Let $T\colon\mathbb{R}^3\to\mathbb{R}^3$ be a linear transformation such that $T\begin{pmatrix}x\\y\\z\end{pmatrix}=\begin{pmatrix}2x+2y-z\\2x+5y-2z\\4x+4y-2z\end{pmatrix}$. I am asked to find the image of $T$.
So, let $p=\begin{pmatrix}p_1\\p_2\\p_3\end{pmatrix}$ be in the image of $T$.
$$
T\begin{pmatrix}x\\y\\z\end{pmatrix}=p \implies \begin{pmatrix}2x+2y-z\\2x+5y-2z\\4x+4y-2z\end{pmatrix}=p \implies \begin{matrix}2x+2y-z=p_1\\2x+5y-2z=p_2\\4x+4y-2z=p_3\end{matrix}
$$
Clearly, $p_3=4x+4y-2z=2p_1\implies p_3=2p_1$. Now, I think if I can show that $p_1$ and $p_2$ does not depend on each other I can prove that the plane $p_3=2p_1$ is the image of $T$.

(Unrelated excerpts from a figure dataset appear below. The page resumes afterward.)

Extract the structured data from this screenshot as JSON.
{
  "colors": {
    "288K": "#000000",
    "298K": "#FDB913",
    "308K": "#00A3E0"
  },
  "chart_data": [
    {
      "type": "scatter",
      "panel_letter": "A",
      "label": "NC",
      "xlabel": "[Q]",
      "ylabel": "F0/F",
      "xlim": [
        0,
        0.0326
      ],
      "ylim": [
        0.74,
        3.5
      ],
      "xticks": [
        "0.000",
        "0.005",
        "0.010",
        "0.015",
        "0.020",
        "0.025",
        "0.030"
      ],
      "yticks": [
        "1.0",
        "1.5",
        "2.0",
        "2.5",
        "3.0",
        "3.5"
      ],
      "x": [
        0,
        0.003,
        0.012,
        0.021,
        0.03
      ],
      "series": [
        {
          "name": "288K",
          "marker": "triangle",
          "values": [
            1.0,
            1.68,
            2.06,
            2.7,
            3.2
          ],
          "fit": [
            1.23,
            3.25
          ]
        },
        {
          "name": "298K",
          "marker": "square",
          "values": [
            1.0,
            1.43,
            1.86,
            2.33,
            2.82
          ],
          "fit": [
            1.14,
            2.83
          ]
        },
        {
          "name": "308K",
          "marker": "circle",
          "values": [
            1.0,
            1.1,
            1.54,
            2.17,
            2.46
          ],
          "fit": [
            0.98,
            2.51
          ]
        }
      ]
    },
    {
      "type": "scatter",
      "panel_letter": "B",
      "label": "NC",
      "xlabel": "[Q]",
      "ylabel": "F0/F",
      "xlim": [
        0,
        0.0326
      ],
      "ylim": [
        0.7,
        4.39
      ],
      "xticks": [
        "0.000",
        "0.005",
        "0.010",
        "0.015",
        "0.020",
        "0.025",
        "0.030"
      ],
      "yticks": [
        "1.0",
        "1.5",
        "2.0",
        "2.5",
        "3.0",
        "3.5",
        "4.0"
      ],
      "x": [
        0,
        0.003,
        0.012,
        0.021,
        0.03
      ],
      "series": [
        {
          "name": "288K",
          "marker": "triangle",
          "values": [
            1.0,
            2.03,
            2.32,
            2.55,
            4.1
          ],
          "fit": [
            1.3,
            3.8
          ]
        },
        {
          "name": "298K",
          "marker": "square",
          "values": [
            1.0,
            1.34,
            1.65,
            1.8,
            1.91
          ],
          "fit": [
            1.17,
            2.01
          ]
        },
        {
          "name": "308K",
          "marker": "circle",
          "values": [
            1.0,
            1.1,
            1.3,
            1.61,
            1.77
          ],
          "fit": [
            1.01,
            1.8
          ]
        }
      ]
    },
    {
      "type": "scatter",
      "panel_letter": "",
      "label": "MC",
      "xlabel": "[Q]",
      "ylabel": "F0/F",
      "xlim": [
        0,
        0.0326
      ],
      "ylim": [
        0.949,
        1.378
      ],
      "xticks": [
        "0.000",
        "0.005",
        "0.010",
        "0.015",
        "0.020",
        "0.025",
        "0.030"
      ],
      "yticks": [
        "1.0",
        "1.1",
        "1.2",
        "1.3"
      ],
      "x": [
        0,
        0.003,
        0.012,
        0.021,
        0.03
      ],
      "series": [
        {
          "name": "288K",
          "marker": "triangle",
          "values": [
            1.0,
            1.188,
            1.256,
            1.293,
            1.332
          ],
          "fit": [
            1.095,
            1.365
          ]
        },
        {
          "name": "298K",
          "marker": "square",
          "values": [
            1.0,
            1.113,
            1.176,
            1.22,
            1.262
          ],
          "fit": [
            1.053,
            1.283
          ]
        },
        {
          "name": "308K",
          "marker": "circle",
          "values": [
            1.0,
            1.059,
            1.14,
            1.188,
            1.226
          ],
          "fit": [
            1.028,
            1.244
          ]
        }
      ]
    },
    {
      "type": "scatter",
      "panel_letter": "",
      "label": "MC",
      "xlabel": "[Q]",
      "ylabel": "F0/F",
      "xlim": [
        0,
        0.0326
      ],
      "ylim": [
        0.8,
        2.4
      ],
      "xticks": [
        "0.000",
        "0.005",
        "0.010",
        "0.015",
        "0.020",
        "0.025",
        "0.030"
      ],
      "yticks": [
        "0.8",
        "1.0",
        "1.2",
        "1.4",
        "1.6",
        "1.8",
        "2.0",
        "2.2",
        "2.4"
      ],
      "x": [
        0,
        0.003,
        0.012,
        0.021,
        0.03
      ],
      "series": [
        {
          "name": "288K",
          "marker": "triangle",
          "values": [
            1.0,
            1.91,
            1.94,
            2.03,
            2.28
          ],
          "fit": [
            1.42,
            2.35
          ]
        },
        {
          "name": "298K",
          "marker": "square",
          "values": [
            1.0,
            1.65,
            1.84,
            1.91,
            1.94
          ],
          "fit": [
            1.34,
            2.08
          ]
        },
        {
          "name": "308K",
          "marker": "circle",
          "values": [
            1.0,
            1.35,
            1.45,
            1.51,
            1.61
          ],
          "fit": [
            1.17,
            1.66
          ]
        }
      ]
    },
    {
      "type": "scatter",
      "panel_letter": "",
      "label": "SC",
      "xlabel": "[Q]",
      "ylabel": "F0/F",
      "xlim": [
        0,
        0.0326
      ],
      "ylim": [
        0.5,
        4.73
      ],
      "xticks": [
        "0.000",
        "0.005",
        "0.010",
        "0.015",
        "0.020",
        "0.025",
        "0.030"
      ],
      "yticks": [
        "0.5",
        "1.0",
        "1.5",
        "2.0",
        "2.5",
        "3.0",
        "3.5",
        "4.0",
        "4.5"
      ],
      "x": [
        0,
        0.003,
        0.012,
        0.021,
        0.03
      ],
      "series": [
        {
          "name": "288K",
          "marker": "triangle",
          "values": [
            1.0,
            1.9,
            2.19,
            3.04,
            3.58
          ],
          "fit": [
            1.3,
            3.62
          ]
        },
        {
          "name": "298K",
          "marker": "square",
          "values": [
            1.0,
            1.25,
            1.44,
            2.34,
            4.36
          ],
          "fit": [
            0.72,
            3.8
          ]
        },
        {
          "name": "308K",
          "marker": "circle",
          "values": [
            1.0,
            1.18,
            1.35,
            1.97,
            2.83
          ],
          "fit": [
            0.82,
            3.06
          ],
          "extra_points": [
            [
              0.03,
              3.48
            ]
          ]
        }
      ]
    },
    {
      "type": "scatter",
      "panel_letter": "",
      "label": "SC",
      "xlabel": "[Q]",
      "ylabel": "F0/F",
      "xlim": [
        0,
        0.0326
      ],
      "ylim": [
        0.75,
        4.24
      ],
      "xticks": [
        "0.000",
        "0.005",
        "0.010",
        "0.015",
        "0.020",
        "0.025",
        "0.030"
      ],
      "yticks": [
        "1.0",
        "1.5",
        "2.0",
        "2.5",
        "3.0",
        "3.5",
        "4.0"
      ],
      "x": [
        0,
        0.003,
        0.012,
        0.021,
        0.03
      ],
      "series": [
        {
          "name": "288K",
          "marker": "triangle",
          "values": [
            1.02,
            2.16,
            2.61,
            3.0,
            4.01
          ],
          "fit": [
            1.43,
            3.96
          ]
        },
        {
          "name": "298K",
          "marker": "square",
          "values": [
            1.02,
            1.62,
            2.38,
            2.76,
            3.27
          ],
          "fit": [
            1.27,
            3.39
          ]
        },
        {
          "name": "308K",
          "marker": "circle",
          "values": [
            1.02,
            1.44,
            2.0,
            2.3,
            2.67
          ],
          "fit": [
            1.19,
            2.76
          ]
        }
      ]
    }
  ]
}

I do not know how to proceed from here.
Best Answer
You can write $$T\left(\begin{array}{c} x\\ y\\ z\end{array}\right)=\left(\begin{array}{rrr} 2 & 2 & -1\\ 2 & 5 & -2\\ 4 & 4 & -2\end{array}\right)\left(\begin{array}{c} x\\ y\\ z\end{array}\right).$$ Take a basis of $\mathbb{R}^3$. For example, the canonical basis $B=\{\vec u_1(1,0,0),\vec u_2(0,1,0),\vec u_3(0,0,1)\}$, and compute: $$T\left(\begin{array}{c} 1\\ 0\\ 0\end{array}\right)=\left(\begin{array}{c} 2\\ 2\\ 4\end{array}\right),\quad T\left(\begin{array}{c} 0\\ 1\\ 0\end{array}\right)=\left(\begin{array}{c} 2\\ 5\\ 4\end{array}\right),\quad T\left(\begin{array}{c} 0\\ 0\\ 1\end{array}\right)=\left(\begin{array}{c} -1\\ -2\\ -2\end{array}\right).$$ As every vector in $T(\mathbb{R}^3)$ can be written as a linear combination of $T(\vec u_1)=(2,2,4)$, $T(\vec u_2)=(2,5,4)$ and $T(\vec u_3)=(-1,-2,-2)$, you know that $T(\mathbb{R}^3)$ is the linear span of these vectors: $$T(\mathbb{R}^3)=\big\langle(2,2,4),(2,5,4),(-1,-2,-2)\big\rangle.$$ However, the above set is not a basis of $T(\mathbb{R}^3)$ because the vectors are dependents (you can check that with Gauss or the determinant). You can remove any one of the vectors and then you'll have a basis of the image.